Authors' Contributions
G.Y. conceived the study design, obtained funding, performed the examinations, intraocular injections, and in vivo imaging, and supervised the study. S.H.C., T.-N.S., and T.N. conducted the binding antibody assays, ELIspot assays, biodistribution studies, and immunohistochemistry. I.N.M. assisted clinical examination, injections, and tissue collection. A.M. conducted flow cytometry and analyzed data. G.Y. and S.H.C. analyzed all data and wrote the article. G.Y., S.H.C., T.C., P.S. and S.M.T. critically reviewed the article.
Disclaimer
The content is solely the responsibility of the authors and does not necessarily represent the official views of the funding agencies.
Author Disclosure
G.Y. received research support from Clearside Biomedical, Genentech, and Iridex, and personal fees for consultancy from Alimera, Allergan, Carl Zeiss Meditec, Clearside Biomedical, Genentech, Gyroscope Therapeutics, Intergalactic Therapeutics, Iridex, Regeneron, Topcon, and Verily.
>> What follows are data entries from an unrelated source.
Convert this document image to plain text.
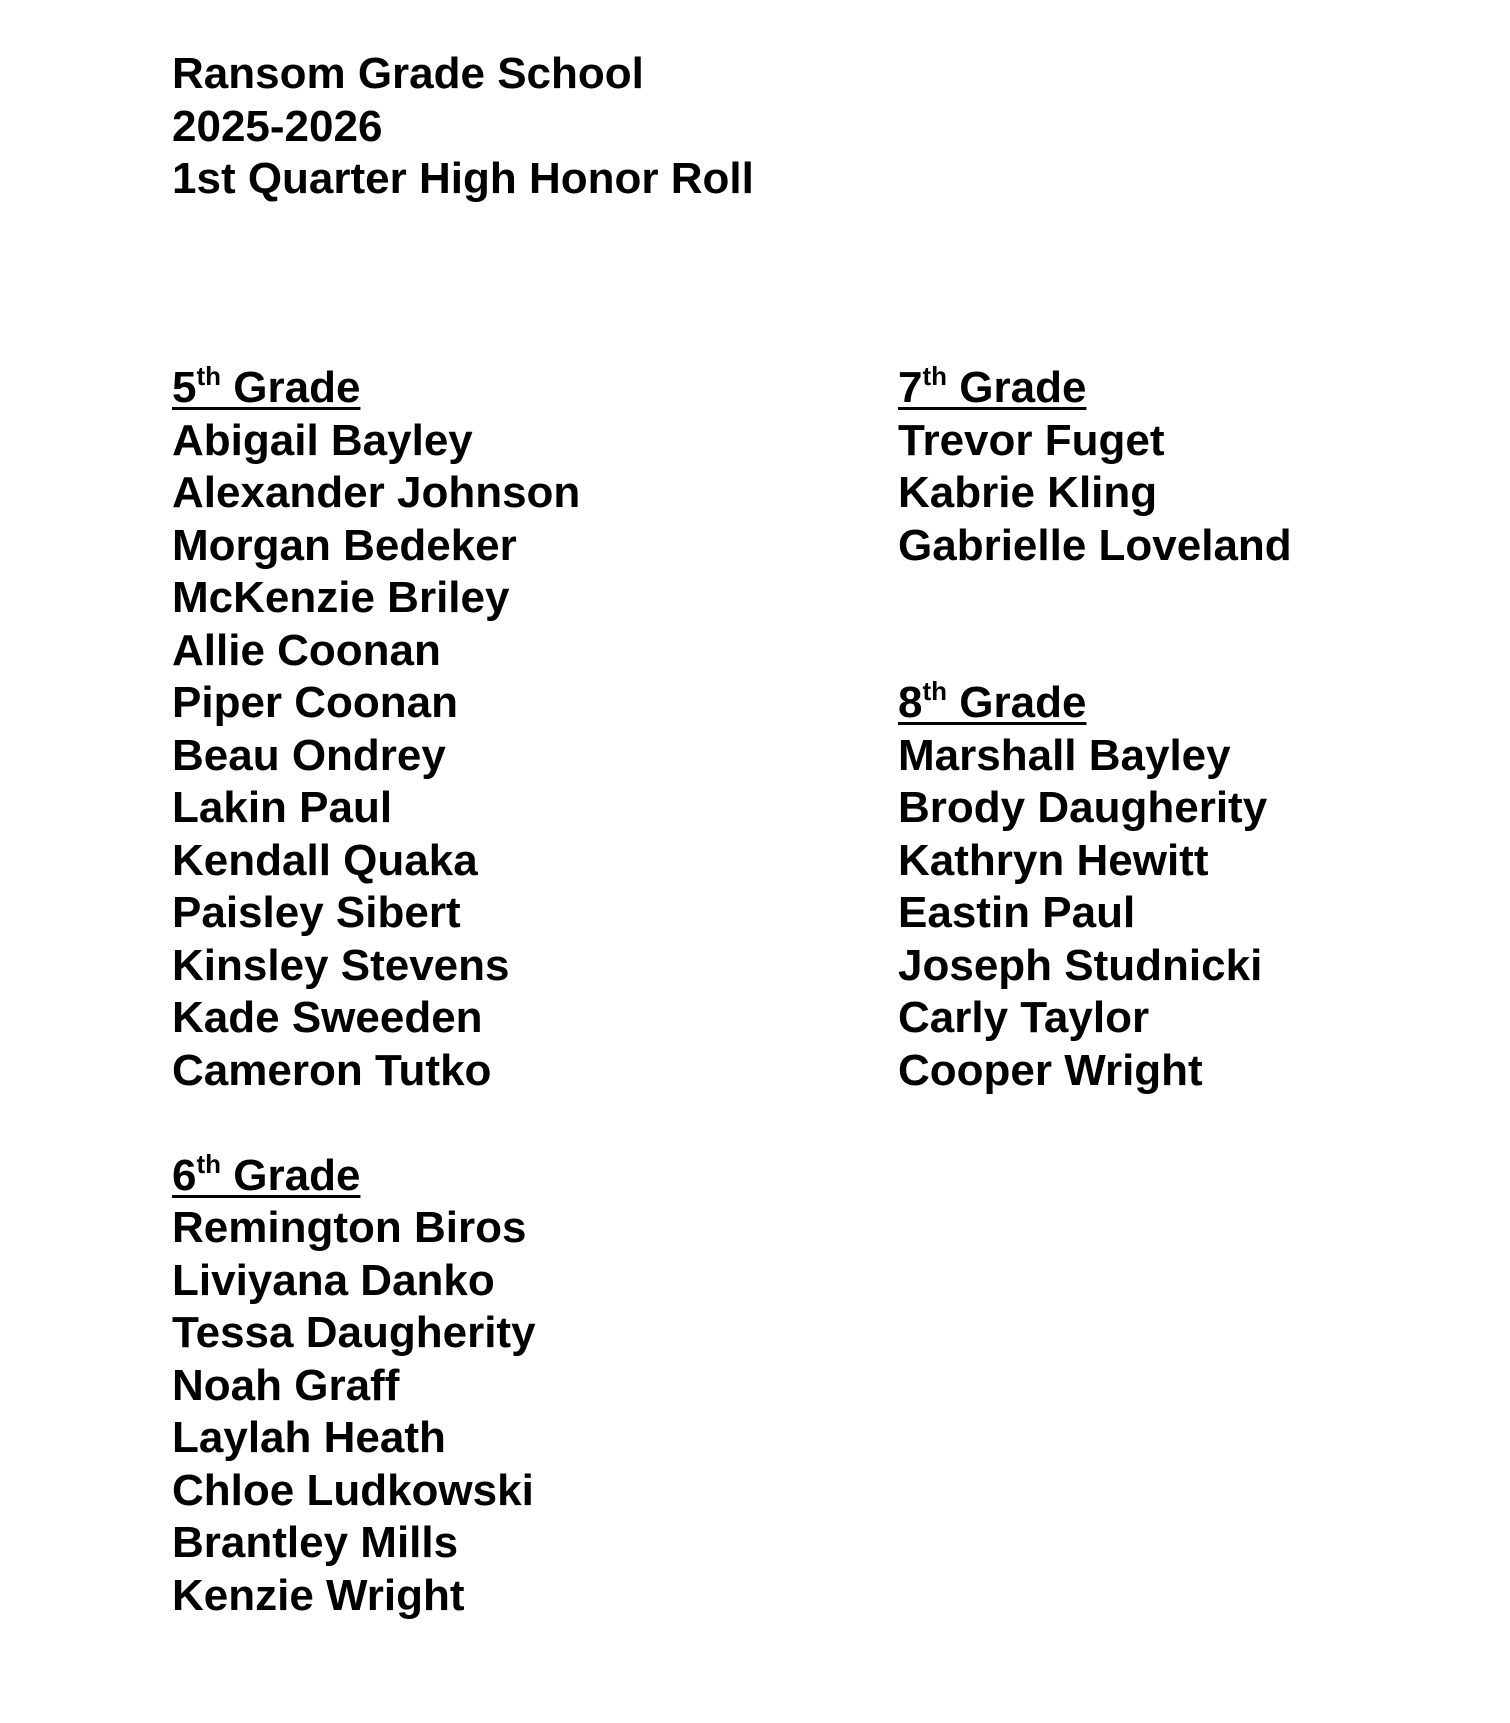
Ransom Grade School

2025-2026

1st Quarter High Honor Roll

5th Grade

Abigail Bayley

Alexander Johnson

Morgan Bedeker

McKenzie Briley

Allie Coonan

Piper Coonan

Beau Ondrey

Lakin Paul

Kendall Quaka

Paisley Sibert

Kinsley Stevens

Kade Sweeden

Cameron Tutko

6th Grade

Remington Biros

Liviyana Danko

Tessa Daugherity

Noah Graff

Laylah Heath

Chloe Ludkowski

Brantley Mills

Kenzie Wright

7th Grade

Trevor Fuget

Kabrie Kling

Gabrielle Loveland

8th Grade

Marshall Bayley

Brody Daugherity

Kathryn Hewitt

Eastin Paul

Joseph Studnicki

Carly Taylor

Cooper Wright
T.C. is an employee with and has equity ownership in Clearside Biomedical. Transscleral microneedles used in this study were provided by Clearside Biomedical, and may be requested under Material Transfer Agreement (MTA).
Funding Information
This study was supported by the California National Primate Research Center pilot grant program and base grant NIH P510D011107. G.Y. is supported by NIH K08 EY026101, NIH R21 EY031108, and Macula Society. S.M.T. is supported by U24 U24EY029904. The AAV8 vector was produced by the Center for Vision Sciences Molecular Constructs and Packaging core facility supported by NIH P30 EY012576. No funding organization had any role in the design or conduct of this research.